Last week, Wendy Francis from the Australian Christian Lobby (ACL) organised a talkfest at Queensland’s Parliament House. Francis promoted her ACL conversion therapy ‘expert panel’ as unpacking ‘gay conversion therapy’. However, the ‘experts’ made scant mention of the advertised topic. In this special series, we look at the claims made on the night. First up — Professor Patrick Parkinson.
Queensland Health Legislation Amendment Bill
Recently, Queensland Health Minister Dr. Steven Miles announced he would propose amendments to health legislation to ban ‘gay conversion therapy’. He described practices aimed at changing or suppressing a person’s sexual orientation or gender identity as immoral and unethical. His proposed ban will cover health professionals — registered or otherwise — and organisations providing health services.
The ACL ‘expert panel’ made scant reference to the advertised topic. Indeed, from their speeches, one might assume the Queensland Government was actually legislating to either encourage or compel young women who do not conform to gender stereotypes to transition gender.
Professor Patrick Parkinson
Unlike some other speakers, Professor Parkinson at least made mention of ‘gay conversion therapy’.
“Well-meaning but misguided people have sought to change other’s same-sex orientation in ways which were ineffective, didn’t last and there’s a broad consensus now that that is unethical.”
The Academic Dean of the University of Queensland’s School of Law dismissed conversion therapy as a thing of the past — “things which happened 20, 30, 40 years ago.”
However, he then seemed to advocate for it.
“For many young people, an identification as same-sex attracted can be quite transient, can be quite provisional… That persists for young men into the very early adult years… for young women, it can persist a lot longer than that.”
The professor then asked a very strange question for one who professes conversion therapy is a thing of the past.
“At what point does a 14-year-old, 15-year-old, a 16-year-old, an 18-year-old have a sexual orientation which is unlawful to try to encourage to change?”
Despite possessing far lesser academic qualifications than the learned professor, I suspect I can help him here. The whole point of banning conversion therapy is to allow the individual to decide their own sexual orientation, whatever their age.
Does Professor Parkinson believe it is a medical professional’s job when they assess that a person who identifies as homosexual is potentially heterosexual, to encourage them to change?
If so, is the reverse also legitimate? What about the patient who identifies as heterosexual but the professional believes is potentially homosexual? Should that patient be encouraged to homosexuality?
And if we allow these people to impose their belief systems on their patients, what about religion? If a psychiatrist believes a Catholic patient would enjoy life better as a Jehovah’s Witness, shall we allow them to counsel that?
‘Epidemic’ of trans men
Parkinson then moved on to what he termed an ‘epidemic’ of young women wishing to transition gender. He claimed many of them experienced regret after irreversible treatments.
“I say an epidemic — the numbers are still small, but they are multiples of what we saw three years ago… five years ago… ten years ago.”
To his credit, unlike some other speakers, Professor Parkinson did not claim the laws would encourage or compel young women to transition. Rather, he thought the proposed amendments might discourage therapists from counseling against puberty blockers and hormone treatments for fear of running foul of the laws.

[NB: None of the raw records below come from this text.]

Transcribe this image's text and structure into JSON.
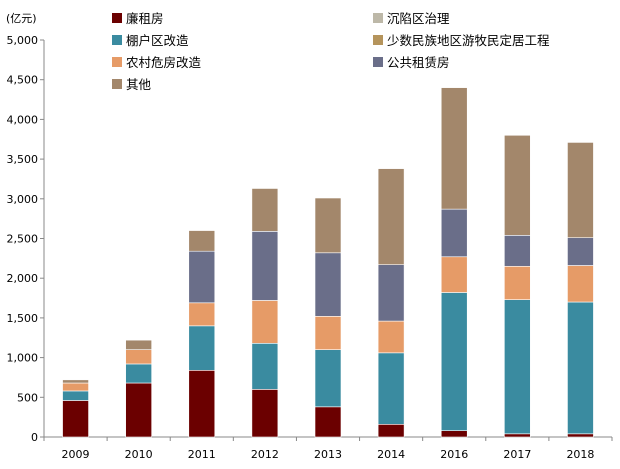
{
  "chart_data": {
    "type": "bar",
    "stacked": true,
    "title": "",
    "ylabel": "(亿元)",
    "xlabel": "",
    "ylim": [
      0,
      5000
    ],
    "yticks": [
      0,
      500,
      1000,
      1500,
      2000,
      2500,
      3000,
      3500,
      4000,
      4500,
      5000
    ],
    "ytick_labels": [
      "0",
      "500",
      "1,000",
      "1,500",
      "2,000",
      "2,500",
      "3,000",
      "3,500",
      "4,000",
      "4,500",
      "5,000"
    ],
    "categories": [
      "2009",
      "2010",
      "2011",
      "2012",
      "2013",
      "2014",
      "2016",
      "2017",
      "2018"
    ],
    "grid": false,
    "legend_position": "top",
    "series": [
      {
        "name": "廉租房",
        "color": "#6b0000",
        "values": [
          460,
          680,
          840,
          600,
          380,
          160,
          80,
          40,
          40
        ]
      },
      {
        "name": "棚户区改造",
        "color": "#3a8ba0",
        "values": [
          120,
          240,
          560,
          580,
          720,
          900,
          1740,
          1690,
          1660
        ]
      },
      {
        "name": "农村危房改造",
        "color": "#e69b67",
        "values": [
          100,
          180,
          290,
          540,
          420,
          400,
          450,
          420,
          460
        ]
      },
      {
        "name": "公共租赁房",
        "color": "#6a6e89",
        "values": [
          0,
          0,
          650,
          870,
          800,
          710,
          600,
          390,
          350
        ]
      },
      {
        "name": "其他",
        "color": "#a3876b",
        "values": [
          40,
          120,
          260,
          540,
          690,
          1210,
          1530,
          1260,
          1200
        ]
      },
      {
        "name": "沉陷区治理",
        "color": "#bdb8a8",
        "values": [
          0,
          0,
          0,
          0,
          0,
          0,
          0,
          0,
          0
        ]
      },
      {
        "name": "少数民族地区游牧民定居工程",
        "color": "#b5945c",
        "values": [
          0,
          0,
          0,
          0,
          0,
          0,
          0,
          0,
          0
        ]
      }
    ],
    "stack_order": [
      "廉租房",
      "棚户区改造",
      "农村危房改造",
      "公共租赁房",
      "其他"
    ],
    "legend": [
      {
        "name": "廉租房",
        "color": "#6b0000"
      },
      {
        "name": "棚户区改造",
        "color": "#3a8ba0"
      },
      {
        "name": "农村危房改造",
        "color": "#e69b67"
      },
      {
        "name": "其他",
        "color": "#a3876b"
      },
      {
        "name": "沉陷区治理",
        "color": "#bdb8a8"
      },
      {
        "name": "少数民族地区游牧民定居工程",
        "color": "#b5945c"
      },
      {
        "name": "公共租赁房",
        "color": "#6a6e89"
      }
    ]
  }
}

“The danger is this. That this bill, well-meaning as it is, will drive away people — good therapists, good psychiatrists, good psychologists — from offering the help for these young people that they desperately need.”
Professor Parkinson described the proposed amendments as ‘carefully crafted’ with protections to cover genuine clinical interventions and professional practice. However, he suggested psychiatrists and psychologists would avoid trans patients because of what he termed ‘folk law’. He described ‘folk law’ as not what the law is but what people believe it to be.
While some examples of folk law would no doubt assist readers to understand the professor’s argument, he gave none. Recourse to Google only turned up ‘folklore’. Perhaps, Professor Parkinson’s folk law is merely folklore.
The professor’s hypothesis begs a question. Why would society entrust the care of vulnerable children to medical experts who subscribe to urban myth rather than the actual law pertaining to their profession?
“This is not about culture wars,” said Professor Parkinson in his summary.
But in saying that, he failed to mention his long association with the ACL. Nor did he mention his involvement in campaigns against marriage quality and the Safe Schools program. He certainly never mentioned the paper he published last year comparing transgender children to teenagers with eating disorders.
Perhaps, when a person who repeatedly opposes LGBTIQ law reform — again opposes LGBTIQ law reform — it is about culture wars.